FILOSOFIA GRUPO ALTUBE




NUESTRA PERDIZ ROJA
Dice un antiguo proverbio hindú: "La más larga caminata comienza con un paso".

En Altube dábamos ese primer paso hace ahora 25 años, con un decidido empeño: conseguir la reproducción de la perdiz roja manteniendo una línea genética y una bravura similar a las silvestres.
Una tarea nada fácil si tenemos en cuenta que, por entonces, el desconocimiento en este campo era total y los resultados de los primeros intentos conocidos, desalentadores.

Pronto comprendimos que para llevar adelante este proyecto era fundamental crear lo que ahora viene a llamarse departamento de I+D (investigación y desarrollo) y, haciendo nuestra la frase "Todos quieren volver a la naturaleza, solo que no a pie", de Petra Kelly, aplicamos los escasos conocimientos tecnológicos de entonces, utilizados para la producción de otras aves en el que fue nuestro primer centro de cría.

Una constante experimentación y renovación del sistema de producción de nuestras perdices, con resultados gratificantes unos, y otros no tanto, fueron marcándonos el camino para alcanzar nuestro objetivo: un pájaro fuerte, fiel a fenotipo y genotipo de nuestra insustituible perdiz roja. Todo un reto que ha supuesto mucho esfuerzo y dedicación de nuestro equipo de profesionales, a la vez de una decidida inversión empresarial.

Han sido años de constante evolución en la mejora de nuestras perdices y productos esenciales para su mantenimiento y repoblación, que las principales organizaciones de ojeos (para cacerías), sociedades y titulares de cotos (para repoblación), han sabido valorar con la confianza que cada año vienen depositando en nosotros.

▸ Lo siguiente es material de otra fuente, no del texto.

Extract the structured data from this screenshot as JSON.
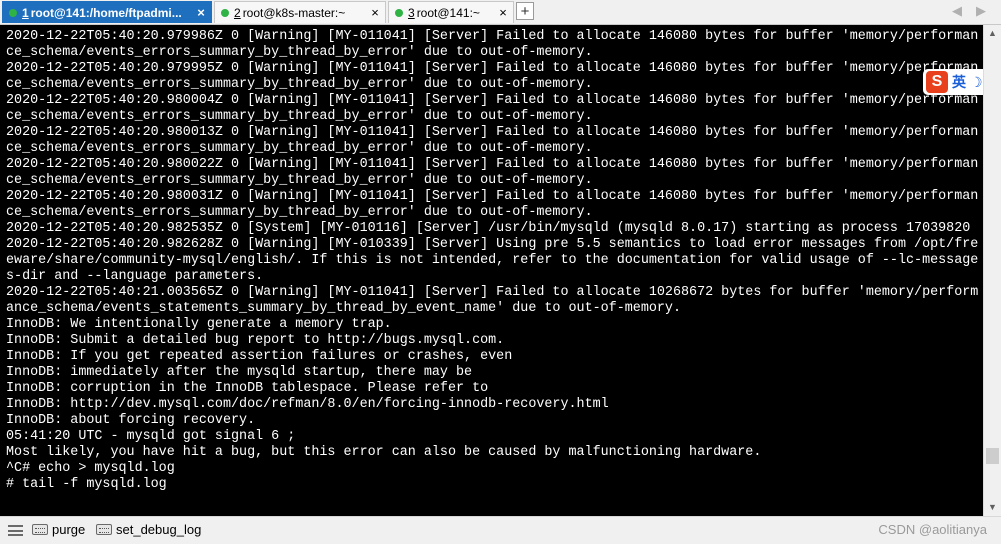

Con motivo de este 25 aniversario, organizamos las I Jornadas Cinegéticas Altube, donde profesionales, cazadores de élite y periodistas especializados de diversos medios de comunicación constataron "in situ" la calidad que se desprende de tantos años de trabajo. Enérgico carácter, potencia en su vuelo y bravura natural son algunas de las características que definen a nuestras perdices. Razones más que suficientes que nos hacen emplear una máxima: "De abuelas silvestres, nietas silvestres".